Damit wäre man beim zweiten Punkt: Die Bilder stammen aus dem dem Jahr 2003 und sind alt – zumal in einem digitalen Umfeld, das als besonders schnelllebig gilt. Warum haben sie in den vergangenen drei Jahren nicht schon einige Runden durch die schmutzigen Randzonen des Internet gedreht? Warum keine „Enthüllung“ durch einen umtriebigen Blogger? Offenbar ist die „deutsche Blogosphäre“ noch längst nicht auf internationalem Niveau, denn bewaffnete Konflikte waren nicht erst seit dem Bagdad-Blog von
Salam Pax ein wesentlicher Nährboden für die hochgelobte Kommunikationsplattform. Die bislang seltenen „Bundeswehrblogs“ umfassen eher harmlose Berichte aus dem Alltag junger Wehrdienstleistender. Ein breit aufgestelltes Angebot wie „milblogging.com“, das mehr als 1.500 „Militär-Weblogs“ auflistet (darunter nur eine Handvoll von deutschen Soldaten), ist hierzulande nicht in Sicht.

Schließlich muss auch der konkrete Produktionsvorgang der „Schock-Fotos“ als Digitalbilder mitgedacht werden. Dabei sind drei wesentliche Charakteristika des Digitalfotografierens relevant. Zum einen entfällt die aufwändige Filmentwicklung, als traditionelle Fotos mit der Kleinbildkamera sind die Aufnahmen im afghanischen Kriegsgebiet schlichtweg undenkbar. Wichtiger aber sind zwei andere Punkte: Digitalfotos stehen unmittelbar nach der Aufnahme zur Verfügung, können überprüft und bei Bedarf erneut aufgenommen werden. Dies „erklärt“ die hohe Zahl der Bilder und den hohen Inszenierungsgrad der Aufnahmen. Das technologische Setting leistet einer seriellen Bilderproduktion Vorschub, multipliziert die Motive und die Anzahl der Bilder. Bleibt ein dritter Aspekt: Mit Abschluss der Aufnahmen verwandelt sich die Digitalkamera von einem Aufnahme- in ein Aufbewahrungs- und Zeigegerät. Nach der Rückkehr von einer Patrouillenfahrt liefert die Dia-Show im Basislager das Beweismaterial zu den Ereignissen des Tages – entweder auf dem Mini-Monitor in der Kamera oder nach der Übertragung auf ein Notebook. Einige der zuletzt veröffentlichten Berichte aus Afghanistan weisen deutlich darauf hin, dass innerhalb der Truppe reichlich digitales Bildmaterial zirkuliert und gerade die Möglichkeit zur schnellen Einsichtnahme auch zu einer Verstärkung der Aufnahmetätigkeiten geführt hat. Dass solche „personal devices“ nicht allein der Ablenkung und Zerstreuung dienen, sondern mitunter auch nicht unerhebliche Risiken bergen, sollte eigentlich bekannt sein.
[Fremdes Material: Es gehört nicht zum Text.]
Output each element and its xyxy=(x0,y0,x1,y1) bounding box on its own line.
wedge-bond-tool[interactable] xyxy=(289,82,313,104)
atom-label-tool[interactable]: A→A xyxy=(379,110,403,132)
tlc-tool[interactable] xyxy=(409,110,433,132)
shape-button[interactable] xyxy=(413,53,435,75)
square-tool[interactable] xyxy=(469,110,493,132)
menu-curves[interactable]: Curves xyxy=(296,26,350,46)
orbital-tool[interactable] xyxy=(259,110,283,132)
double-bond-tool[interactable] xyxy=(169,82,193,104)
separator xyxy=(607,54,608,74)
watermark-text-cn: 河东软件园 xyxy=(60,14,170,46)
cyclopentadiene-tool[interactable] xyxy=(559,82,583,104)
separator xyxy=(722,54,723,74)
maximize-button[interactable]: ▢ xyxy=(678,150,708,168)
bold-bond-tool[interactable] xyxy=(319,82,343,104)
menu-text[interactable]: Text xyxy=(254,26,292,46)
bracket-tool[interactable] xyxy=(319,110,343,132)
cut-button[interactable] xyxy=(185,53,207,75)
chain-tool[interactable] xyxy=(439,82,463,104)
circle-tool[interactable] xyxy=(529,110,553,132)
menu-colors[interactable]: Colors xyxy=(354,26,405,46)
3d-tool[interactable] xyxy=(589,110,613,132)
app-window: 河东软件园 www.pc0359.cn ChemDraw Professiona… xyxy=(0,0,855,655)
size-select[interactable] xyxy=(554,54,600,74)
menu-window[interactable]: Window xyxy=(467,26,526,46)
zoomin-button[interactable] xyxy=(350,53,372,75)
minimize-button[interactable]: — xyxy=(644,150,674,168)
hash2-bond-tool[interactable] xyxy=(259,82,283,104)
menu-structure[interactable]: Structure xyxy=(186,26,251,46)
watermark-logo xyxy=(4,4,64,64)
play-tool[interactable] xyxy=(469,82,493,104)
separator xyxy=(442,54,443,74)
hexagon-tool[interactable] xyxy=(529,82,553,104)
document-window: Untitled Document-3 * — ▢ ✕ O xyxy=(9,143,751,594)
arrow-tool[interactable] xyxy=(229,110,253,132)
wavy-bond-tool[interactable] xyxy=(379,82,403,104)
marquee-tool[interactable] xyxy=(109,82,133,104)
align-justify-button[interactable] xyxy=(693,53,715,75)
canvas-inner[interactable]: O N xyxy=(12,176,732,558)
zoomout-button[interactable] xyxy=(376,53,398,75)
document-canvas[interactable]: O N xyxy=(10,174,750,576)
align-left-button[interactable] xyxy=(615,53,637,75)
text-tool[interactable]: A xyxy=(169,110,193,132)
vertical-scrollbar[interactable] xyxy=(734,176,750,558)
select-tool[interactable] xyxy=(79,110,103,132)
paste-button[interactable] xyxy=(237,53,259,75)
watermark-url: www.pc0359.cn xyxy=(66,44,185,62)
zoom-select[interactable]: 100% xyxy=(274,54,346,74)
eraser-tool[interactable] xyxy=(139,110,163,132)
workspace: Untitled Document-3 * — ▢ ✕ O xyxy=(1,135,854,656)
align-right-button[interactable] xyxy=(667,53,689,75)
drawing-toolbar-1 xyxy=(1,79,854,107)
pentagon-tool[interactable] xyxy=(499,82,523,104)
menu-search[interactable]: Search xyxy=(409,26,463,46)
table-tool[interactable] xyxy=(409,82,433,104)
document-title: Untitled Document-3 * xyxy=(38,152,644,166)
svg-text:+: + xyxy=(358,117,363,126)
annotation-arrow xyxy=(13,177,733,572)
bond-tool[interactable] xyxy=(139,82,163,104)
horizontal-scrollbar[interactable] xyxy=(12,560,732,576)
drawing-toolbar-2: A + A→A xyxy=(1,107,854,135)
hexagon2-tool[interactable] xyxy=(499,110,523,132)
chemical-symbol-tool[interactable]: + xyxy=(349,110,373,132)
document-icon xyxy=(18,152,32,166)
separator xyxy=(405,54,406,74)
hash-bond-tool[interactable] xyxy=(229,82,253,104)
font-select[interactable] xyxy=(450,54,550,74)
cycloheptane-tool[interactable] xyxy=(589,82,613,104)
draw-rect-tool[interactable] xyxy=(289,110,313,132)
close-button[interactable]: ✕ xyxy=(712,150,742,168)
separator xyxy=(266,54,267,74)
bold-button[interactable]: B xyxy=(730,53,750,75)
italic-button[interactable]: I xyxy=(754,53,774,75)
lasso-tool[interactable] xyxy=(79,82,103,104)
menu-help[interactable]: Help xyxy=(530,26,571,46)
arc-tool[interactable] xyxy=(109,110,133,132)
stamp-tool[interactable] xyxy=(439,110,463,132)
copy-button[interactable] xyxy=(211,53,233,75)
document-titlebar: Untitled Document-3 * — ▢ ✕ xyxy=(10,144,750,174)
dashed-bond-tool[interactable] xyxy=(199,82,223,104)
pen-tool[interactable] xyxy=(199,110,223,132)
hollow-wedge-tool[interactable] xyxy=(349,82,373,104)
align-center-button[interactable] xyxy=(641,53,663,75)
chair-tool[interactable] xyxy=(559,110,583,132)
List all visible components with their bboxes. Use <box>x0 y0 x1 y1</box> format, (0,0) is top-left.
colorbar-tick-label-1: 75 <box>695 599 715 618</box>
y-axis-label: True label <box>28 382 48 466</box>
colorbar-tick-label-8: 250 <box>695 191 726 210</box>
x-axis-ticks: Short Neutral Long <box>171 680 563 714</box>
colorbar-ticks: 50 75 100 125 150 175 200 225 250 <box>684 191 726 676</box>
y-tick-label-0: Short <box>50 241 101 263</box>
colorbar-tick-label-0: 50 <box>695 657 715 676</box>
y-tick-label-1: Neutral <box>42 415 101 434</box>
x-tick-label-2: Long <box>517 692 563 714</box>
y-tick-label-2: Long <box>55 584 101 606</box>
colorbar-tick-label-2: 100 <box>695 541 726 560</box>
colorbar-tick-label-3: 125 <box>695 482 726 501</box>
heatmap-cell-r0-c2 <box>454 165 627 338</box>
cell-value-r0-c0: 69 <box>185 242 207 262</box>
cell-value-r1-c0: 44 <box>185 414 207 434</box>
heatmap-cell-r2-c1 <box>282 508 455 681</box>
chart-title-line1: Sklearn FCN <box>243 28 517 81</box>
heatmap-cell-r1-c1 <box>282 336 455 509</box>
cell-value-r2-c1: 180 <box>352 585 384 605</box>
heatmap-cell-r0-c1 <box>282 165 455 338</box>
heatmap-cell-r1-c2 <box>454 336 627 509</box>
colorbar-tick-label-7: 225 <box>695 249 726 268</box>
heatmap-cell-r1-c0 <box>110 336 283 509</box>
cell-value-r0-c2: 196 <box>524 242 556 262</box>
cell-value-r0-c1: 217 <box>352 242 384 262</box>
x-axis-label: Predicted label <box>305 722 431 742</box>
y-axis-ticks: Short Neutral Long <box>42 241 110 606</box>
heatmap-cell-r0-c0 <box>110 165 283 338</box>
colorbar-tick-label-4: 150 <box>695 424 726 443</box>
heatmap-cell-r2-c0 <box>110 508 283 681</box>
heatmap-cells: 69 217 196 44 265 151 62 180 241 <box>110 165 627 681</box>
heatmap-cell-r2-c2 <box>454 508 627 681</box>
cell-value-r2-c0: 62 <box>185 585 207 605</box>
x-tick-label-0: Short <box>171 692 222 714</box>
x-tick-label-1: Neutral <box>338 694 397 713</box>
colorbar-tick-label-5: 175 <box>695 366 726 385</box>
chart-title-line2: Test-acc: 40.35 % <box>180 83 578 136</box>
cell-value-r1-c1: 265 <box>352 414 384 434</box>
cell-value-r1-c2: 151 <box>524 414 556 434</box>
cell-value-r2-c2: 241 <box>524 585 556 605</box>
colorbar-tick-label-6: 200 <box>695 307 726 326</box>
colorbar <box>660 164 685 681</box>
Diese Eigenlogik der digitalen Bildproduktion führt schließlich zu einer scheinbar simplen Schlussfolgerung: Das Hantieren mit Kameras im Kriegsgebiet ist dem Umgang mit Waffen gleichzusetzen und gehört ganz offensichtlich verregelt. Nicht ohne Grund hatte US-Verteidigungsminister Donald Rumsfeld die Nutzung digitaler Aufnahmegeräte aller Art in irakischen Militärlagern verboten – allerdings erst nach dem Skandal von Abu Ghraib. Inzwischen haben die US-Militärs ganz offensichtlich hinzugelernt, ein Bericht der Associated Press vom 30. Oktober 2006 (verfügbar über military.com) stellt die Arbeit der „Army Web Risk Assessment Cell“ vor: ein in Virginia ansässiges Sondergremium, das die digitalen Aktivitäten der US-Truppen überwacht und auf Sicherheitsrisiken prüft. Bis die Bundeswehr eine ähnliche Einheit beschäftigt, wird es wohl noch etwas dauern, doch schon jetzt scheint ein restriktiverer Umgang mit persönlichen digitalen Assistenten aller Art angezeigt.